A choice of one action or another emerges because there’s a vaccine that can block an N. meningitidis infection, safeguarding its users from meningococcal disease. Hence the question: would Jesus get the shot? Or Hillel, for that matter, or the spiritual leader of your choice?
I’m no theologian; far from it. I would not presume to place my words in ancient sages’ mouths. But I am willing to bet that it’s extremely unlikely that they would have affirmed what Robert F. Kennedy Jr. and the Trump administration just did: remove the inoculation against N. meningitidis from the schedule of recommended childhood immunizations (along with several other previously recommended vaccines). Meningococcal disease is a vicious affliction — it kills 10 percent or more of hospitalized patients — and it is a truly dire threat to those whose immune systems cannot respond vigorously to that infection.
Every vaccine received can thus save a life. The Jewish tradition holds that to save a life is to save a universe; other systems of belief have similar framings. As for Jesus himself, he said, “Truly I tell you, whatever you did not do for one of the least of these, you did not do for me” (Matthew 25:45)—which in this context can reasonably be read as whatever shot you did not get to protect others puts me in harm’s way as well.
I confess: I’m beating a drum I’ve struck before and will hit again: vaccination is first and foremost something one does for oneself (and one’s kids.) Getting the measles when you don’t have to is miserable even if it doesn’t kill you (and it can). COVID vaccines aren’t perfect, but they reduce the risk of both severe disease and death. The smallpox vaccine saved its recipients from one of the most terrifying infectious scourges ever to strike humanity, and so on.

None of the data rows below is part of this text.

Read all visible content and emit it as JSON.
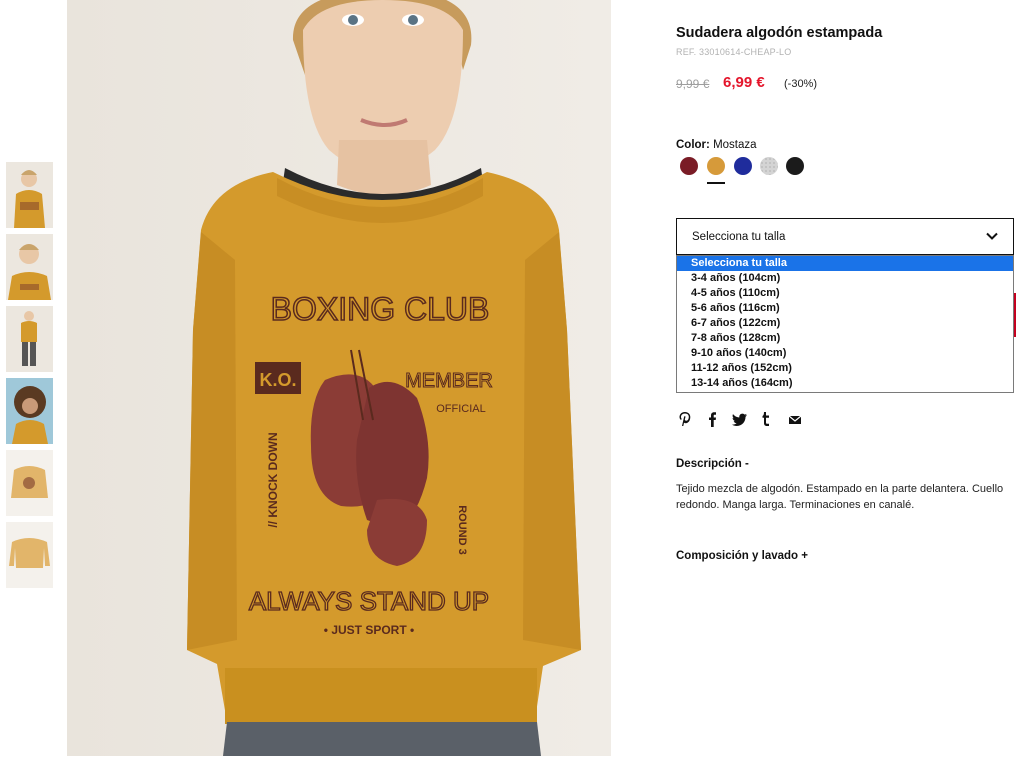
{
  "product": {
    "title": "Sudadera algodón estampada",
    "ref": "REF. 33010614-CHEAP-LO",
    "price_old": "9,99 €",
    "price_new": "6,99 €",
    "discount": "(-30%)"
  },
  "color": {
    "label": "Color:",
    "value": "Mostaza",
    "swatches": [
      {
        "name": "granate",
        "hex": "#7a1c26"
      },
      {
        "name": "mostaza",
        "hex": "#d69a3a",
        "selected": true
      },
      {
        "name": "azul",
        "hex": "#1f2c9c"
      },
      {
        "name": "gris",
        "hex": "#d4d4d4"
      },
      {
        "name": "negro",
        "hex": "#1b1b1b"
      }
    ]
  },
  "size": {
    "selected": "Selecciona tu talla",
    "options": [
      "Selecciona tu talla",
      "3-4 años (104cm)",
      "4-5 años (110cm)",
      "5-6 años (116cm)",
      "6-7 años (122cm)",
      "7-8 años (128cm)",
      "9-10 años (140cm)",
      "11-12 años (152cm)",
      "13-14 años (164cm)"
    ]
  },
  "share": [
    "pinterest-icon",
    "facebook-icon",
    "twitter-icon",
    "tumblr-icon",
    "email-icon"
  ],
  "description": {
    "heading": "Descripción -",
    "text": "Tejido mezcla de algodón. Estampado en la parte delantera. Cuello redondo. Manga larga. Terminaciones en canalé."
  },
  "composition": {
    "heading": "Composición y lavado +"
  },
  "image": {
    "print_line1": "BOXING CLUB",
    "print_ko": "K.O.",
    "print_member": "MEMBER",
    "print_official": "OFFICIAL",
    "print_knock": "// KNOCK DOWN",
    "print_round": "ROUND 3",
    "print_line2": "ALWAYS STAND UP",
    "print_line3": "• JUST SPORT •"
  },
  "colors": {
    "accent_red": "#e4152b",
    "select_blue": "#1a73e8",
    "sweater": "#d49a2c"
  }
}
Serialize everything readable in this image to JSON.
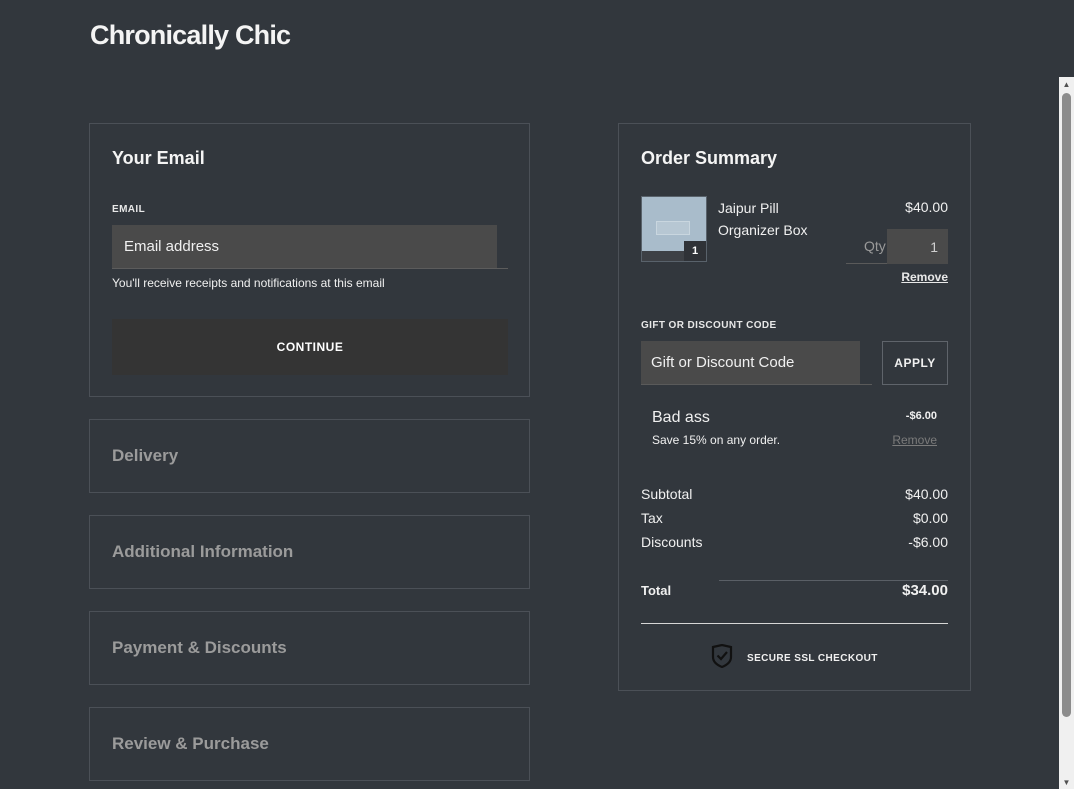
{
  "brand": "Chronically Chic",
  "email_section": {
    "title": "Your Email",
    "field_label": "EMAIL",
    "placeholder": "Email address",
    "help_text": "You'll receive receipts and notifications at this email",
    "continue_label": "CONTINUE"
  },
  "steps": [
    {
      "label": "Delivery"
    },
    {
      "label": "Additional Information"
    },
    {
      "label": "Payment & Discounts"
    },
    {
      "label": "Review & Purchase"
    }
  ],
  "summary": {
    "title": "Order Summary",
    "item": {
      "name": "Jaipur Pill Organizer Box",
      "price": "$40.00",
      "qty_label": "Qty",
      "qty": "1",
      "badge_qty": "1",
      "remove_label": "Remove"
    },
    "gift_label": "GIFT OR DISCOUNT CODE",
    "gift_placeholder": "Gift or Discount Code",
    "apply_label": "APPLY",
    "promo": {
      "name": "Bad ass",
      "description": "Save 15% on any order.",
      "amount": "-$6.00",
      "remove_label": "Remove"
    },
    "subtotal_label": "Subtotal",
    "subtotal": "$40.00",
    "tax_label": "Tax",
    "tax": "$0.00",
    "discounts_label": "Discounts",
    "discounts": "-$6.00",
    "total_label": "Total",
    "total": "$34.00",
    "ssl_label": "SECURE SSL CHECKOUT"
  },
  "colors": {
    "background": "#32373d",
    "input_bg": "#4a4a4a",
    "button_dark": "#343434",
    "muted_text": "#9b9b9b"
  }
}
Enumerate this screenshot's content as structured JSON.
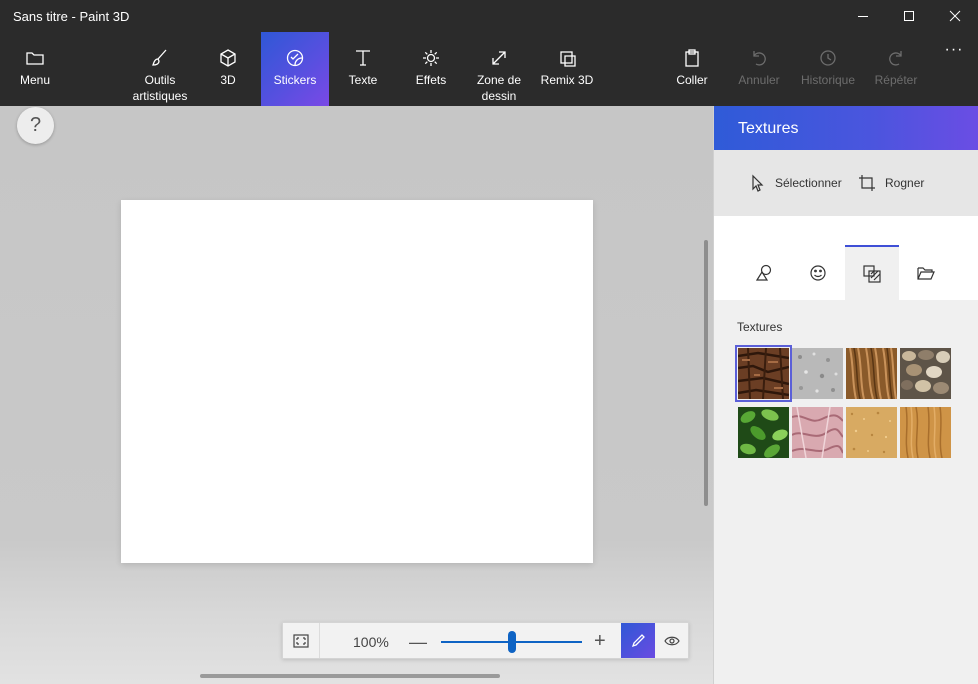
{
  "window": {
    "title": "Sans titre - Paint 3D"
  },
  "toolbar": {
    "menu": "Menu",
    "art_tools": "Outils artistiques",
    "three_d": "3D",
    "stickers": "Stickers",
    "text": "Texte",
    "effects": "Effets",
    "canvas": "Zone de dessin",
    "remix": "Remix 3D",
    "paste": "Coller",
    "undo": "Annuler",
    "history": "Historique",
    "redo": "Répéter",
    "more": "···"
  },
  "help": {
    "label": "?"
  },
  "zoom": {
    "percent": "100%",
    "minus": "—",
    "plus": "+",
    "level": 0.5
  },
  "panel": {
    "title": "Textures",
    "select": "Sélectionner",
    "crop": "Rogner",
    "section": "Textures",
    "textures": [
      "bark",
      "granite",
      "hair",
      "pebbles",
      "leaves",
      "pink-marble",
      "sand",
      "wood"
    ],
    "selected_index": 0
  },
  "colors": {
    "chrome": "#2b2b2b",
    "accent_start": "#2f58d6",
    "accent_end": "#6b4de4",
    "slider": "#0e63c4"
  }
}
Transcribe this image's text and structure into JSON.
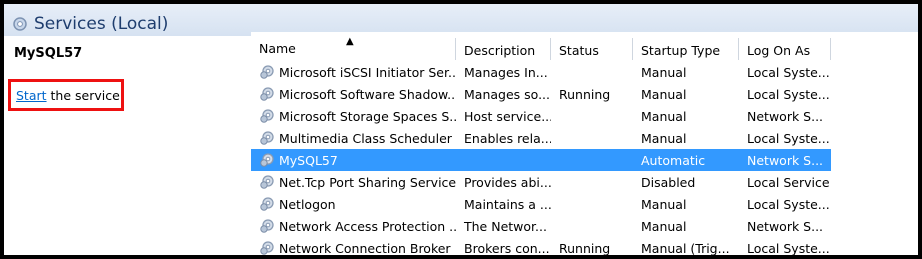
{
  "window": {
    "title": "Services (Local)"
  },
  "left_panel": {
    "service_name": "MySQL57",
    "action_link": "Start",
    "action_text": " the service"
  },
  "columns": [
    "Name",
    "Description",
    "Status",
    "Startup Type",
    "Log On As"
  ],
  "rows": [
    {
      "name": "Microsoft iSCSI Initiator Ser...",
      "desc": "Manages In...",
      "status": "",
      "startup": "Manual",
      "logon": "Local Syste..."
    },
    {
      "name": "Microsoft Software Shadow...",
      "desc": "Manages so...",
      "status": "Running",
      "startup": "Manual",
      "logon": "Local Syste..."
    },
    {
      "name": "Microsoft Storage Spaces S...",
      "desc": "Host service...",
      "status": "",
      "startup": "Manual",
      "logon": "Network S..."
    },
    {
      "name": "Multimedia Class Scheduler",
      "desc": "Enables rela...",
      "status": "",
      "startup": "Manual",
      "logon": "Local Syste..."
    },
    {
      "name": "MySQL57",
      "desc": "",
      "status": "",
      "startup": "Automatic",
      "logon": "Network S...",
      "selected": true
    },
    {
      "name": "Net.Tcp Port Sharing Service",
      "desc": "Provides abi...",
      "status": "",
      "startup": "Disabled",
      "logon": "Local Service"
    },
    {
      "name": "Netlogon",
      "desc": "Maintains a ...",
      "status": "",
      "startup": "Manual",
      "logon": "Local Syste..."
    },
    {
      "name": "Network Access Protection ...",
      "desc": "The Networ...",
      "status": "",
      "startup": "Manual",
      "logon": "Network S..."
    },
    {
      "name": "Network Connection Broker",
      "desc": "Brokers con...",
      "status": "Running",
      "startup": "Manual (Trig...",
      "logon": "Local Syste..."
    }
  ],
  "colors": {
    "selection": "#3399ff",
    "highlight_box": "#ee1111",
    "link": "#0066cc",
    "header_title": "#1e3d6e"
  },
  "icons": {
    "title": "services-gear-icon",
    "row": "service-gear-icon",
    "sort": "sort-ascending-icon"
  }
}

But as great as such protection is for a single individual, vaccines are gifts we give each other. They bind up the web of society with love. Every shot I accept means that a pathogen has a harder road to travel to find another host; strangers I will never meet get some mote of extra protection because I bared my arm to the needle. Every jab you receive does the same for me. That kindness redoubles for those more in danger than the common run of humanity, people whose luck-of-the-draw variations in their immune system can put them at lethal risk if, say, N. meningitidis finds its way to them.
I want to live in a community, a nation, a world that celebrates such kindness.
Image: Albrecht Dürer, Christ washing the disciples feet, c. 1508



Excellent article. I am reminded of Susan Sontag and "Illness as Metaphor". Disease used to mean something ("AIDS is punishment from god") and your survival of it was some type of badge of honor (measles, polio). 500 years of science have put all that to rest. I think people didn't like how quickly science was able to deal with COVID. Suddenly disease is just humans coming into contact with viruses and bacteria and not some verdict from above.
Good points. Sadly we seem to have discarded the notion that we should trouble ourselves to do things that might benefit society as a whole. Not all of us, but enough of us that those pathogens can keep on trucking, through host after host.